I was suddenly giddy with energy. I painted the whole kitchen, gaily slinging paint on the walls and cabinets — a light teal on the cabinets, and on the walls a bright, vivid yellow. This is one cheerful kitchen.
I’m not suggesting that I associate domesticity with femininity. On the contrary, I see in Michelle a model of what it means to bear considerable civic responsibility. She has a favorite quotation from the late Secretary of State Madeleine Albright: “the leader is the one who leads.” Michelle stepped up to take responsibility when it was needed.
Following her example — and my mother’s admonition — I decided that I would too, wherever needed, whatever the avenue. And maybe it was coincidental, but as I assumed those domestic responsibilities I began experiencing a kind of maternal tenderness toward myself. Caring for others was a way of caring for myself.
I knew this. I knew it in my gut from raising five kids. And I had known it intellectually since the 1980s from the works of ethicist Carol Gilligan. Trashing Freud’s argument that women aren’t capable of a sense of justice, Gilligan argues that women and men tend to view concepts like justice and responsibility differently. Men, she writes, tend to see responsibility for others coming after one has first become responsible for oneself. Women, on the other hand—and this is how I view myself — tend to see responsibility for oneself emerging from one’s primary responsibility for others.
(These are not, of course, stable tendencies. Most of us approach responsibility differently at different times, shuttling back and forth between prioritizing our responsibilities to others and to ourselves.)
My caring for my sister and for my partner gave me a new sense of responsibility toward myself, a sense of both obligation and a desire to be myself openly, to explore a self I still don’t understand, to unveil a self I never imagined being able to reveal.
The time seemed to be getting right. Younger generations have had the courage to open these conversations about gender in a way that was unthinkable 20 years ago.

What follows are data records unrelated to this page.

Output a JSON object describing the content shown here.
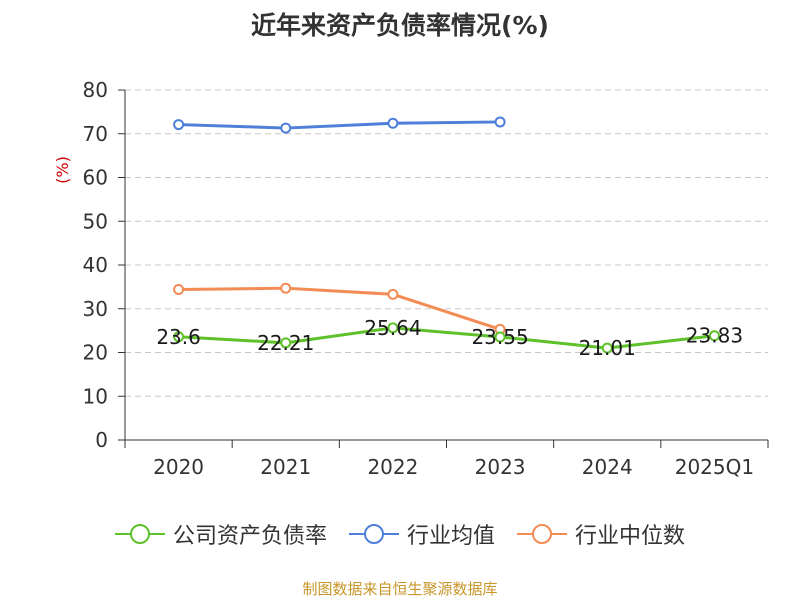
{
  "chart_data": {
    "type": "line",
    "title": "近年来资产负债率情况(%)",
    "ylabel": "(%)",
    "xlabel": "",
    "ylim": [
      0,
      80
    ],
    "yticks": [
      0,
      10,
      20,
      30,
      40,
      50,
      60,
      70,
      80
    ],
    "categories": [
      "2020",
      "2021",
      "2022",
      "2023",
      "2024",
      "2025Q1"
    ],
    "grid": true,
    "legend_position": "bottom",
    "series": [
      {
        "name": "公司资产负债率",
        "color": "#5ec12b",
        "values": [
          23.6,
          22.21,
          25.64,
          23.55,
          21.01,
          23.83
        ],
        "data_labels": [
          "23.6",
          "22.21",
          "25.64",
          "23.55",
          "21.01",
          "23.83"
        ]
      },
      {
        "name": "行业均值",
        "color": "#4f7fd9",
        "values": [
          72.1,
          71.3,
          72.4,
          72.7,
          null,
          null
        ]
      },
      {
        "name": "行业中位数",
        "color": "#f28b54",
        "values": [
          34.4,
          34.7,
          33.3,
          25.3,
          null,
          null
        ]
      }
    ]
  },
  "source": "制图数据来自恒生聚源数据库"
}
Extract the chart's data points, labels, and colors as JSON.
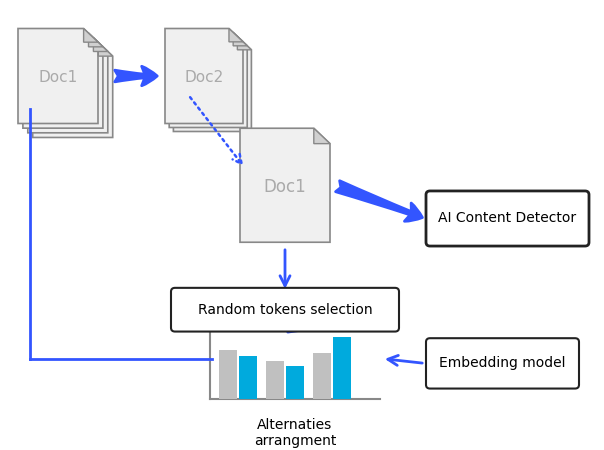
{
  "bg_color": "#ffffff",
  "blue": "#0000ff",
  "light_blue": "#4488ff",
  "arrow_blue": "#3355ff",
  "doc_fill": "#f0f0f0",
  "doc_edge": "#888888",
  "box_edge": "#222222",
  "gray_bar": "#c0c0c0",
  "cyan_bar": "#00aadd",
  "text_doc1_left": "Doc1",
  "text_doc2": "Doc2",
  "text_doc1_right": "Doc1",
  "text_random": "Random tokens selection",
  "text_ai": "AI Content Detector",
  "text_embedding": "Embedding model",
  "text_alternaties": "Alternaties\narrangment"
}
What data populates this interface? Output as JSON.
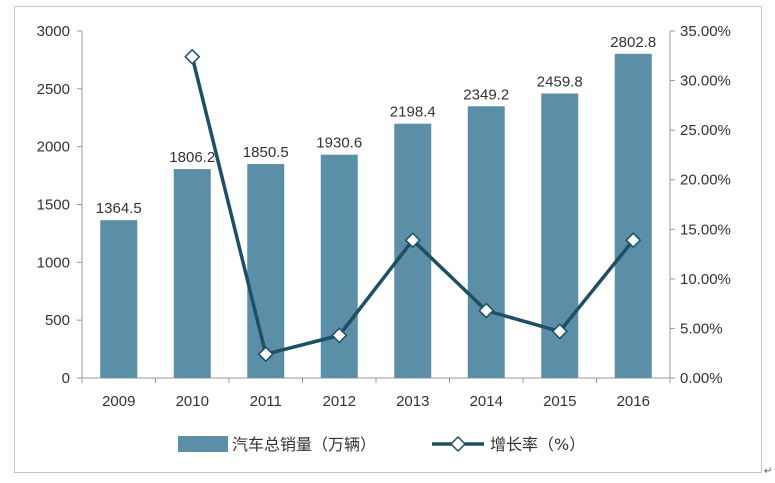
{
  "chart_data": {
    "type": "bar",
    "categories": [
      "2009",
      "2010",
      "2011",
      "2012",
      "2013",
      "2014",
      "2015",
      "2016"
    ],
    "series": [
      {
        "name": "汽车总销量（万辆）",
        "type": "bar",
        "axis": "left",
        "color": "#5b8fa8",
        "values": [
          1364.5,
          1806.2,
          1850.5,
          1930.6,
          2198.4,
          2349.2,
          2459.8,
          2802.8
        ],
        "labels": [
          "1364.5",
          "1806.2",
          "1850.5",
          "1930.6",
          "2198.4",
          "2349.2",
          "2459.8",
          "2802.8"
        ]
      },
      {
        "name": "增长率（%）",
        "type": "line",
        "axis": "right",
        "color": "#1f4f63",
        "marker": "diamond",
        "values": [
          null,
          32.4,
          2.4,
          4.3,
          13.9,
          6.8,
          4.7,
          13.9
        ]
      }
    ],
    "y_left": {
      "min": 0,
      "max": 3000,
      "ticks": [
        0,
        500,
        1000,
        1500,
        2000,
        2500,
        3000
      ],
      "tick_labels": [
        "0",
        "500",
        "1000",
        "1500",
        "2000",
        "2500",
        "3000"
      ]
    },
    "y_right": {
      "min": 0,
      "max": 35,
      "ticks": [
        0,
        5,
        10,
        15,
        20,
        25,
        30,
        35
      ],
      "tick_labels": [
        "0.00%",
        "5.00%",
        "10.00%",
        "15.00%",
        "20.00%",
        "25.00%",
        "30.00%",
        "35.00%"
      ]
    },
    "grid": false,
    "legend": "bottom"
  },
  "corner_mark": "↵"
}
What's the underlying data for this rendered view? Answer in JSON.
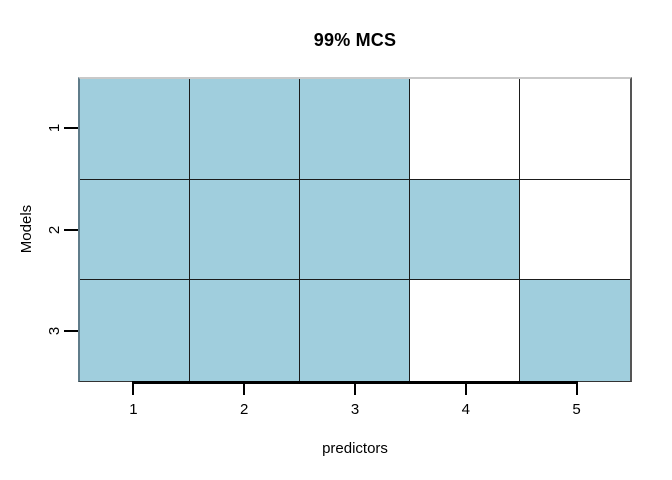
{
  "chart_data": {
    "type": "heatmap",
    "title": "99% MCS",
    "xlabel": "predictors",
    "ylabel": "Models",
    "x_ticks": [
      "1",
      "2",
      "3",
      "4",
      "5"
    ],
    "y_ticks": [
      "1",
      "2",
      "3"
    ],
    "matrix": [
      [
        1,
        1,
        1,
        0,
        0
      ],
      [
        1,
        1,
        1,
        1,
        0
      ],
      [
        1,
        1,
        1,
        0,
        1
      ]
    ],
    "colors": {
      "included": "#A0CEDD",
      "excluded": "#FFFFFF",
      "grid_line": "#1b1b1b",
      "axis_line": "#000000"
    },
    "legend": "none",
    "grid": "cell-borders"
  }
}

I wouldn’t have to face some of the obstacles others have confronted in transitioning. I’m retired, so I’d have no workplace issues to deal with. My parents have long since descended into the grave, so their hearts wouldn’t be broken by something they could not or would not understand.
I knew my friends and relatives would be surprised, but I could tell you–to a person–who would be silent and who rally in my support.
My mother-in-law, Sylvia, for example. A great woman, an Alaskan original, she has never bothered much with feminine stereotypes. I knew she’d understand my issues with masculine ones.
I wasn’t able to tell my college pal Kevin before he read the first column. I wish I could’ve seen his jaw drop. We’ve been friends since the mid-1970s, and I knew he’d stay a friend through it all.
My kids are grown and out of the house so I wouldn’t have to deal with school teachers and administrators and childhood friends—or worse, the parents of childhood friends. And my kids all have the most outlandish sense of humor; I knew I could rely on them to keep things real.
And, of course, my twin sister, Judy. I’ve been inspired by her example and her love my whole life. I knew she would continue to inspire me.
Most of all, I knew I could rely on Michelle. She has an incisive curiosity and a wicked acuity that I counted on to help me understand this thing. And, God help her, she loves me. I couldn’t do this without her.
Twelfth-century philosopher Héloïse d’Argenteuil writes about marriage’s “sacred delusion” —the belief that there’s no better partner in the world than one’s own. Such a belief may be delusional, writes Héloïse, but it’s true nevertheless. And she notes that this observation is not strictly speaking philosophy, the pursuit of wisdom. Rather, this is wisdom itself.
And in my case, it’s no delusion.
• Jane Hale spent her first 69 years writing as Jim. She is a longtime Juneau resident. “Coming Out” is a biweekly column. It appears on the Empire’s Neighbors page.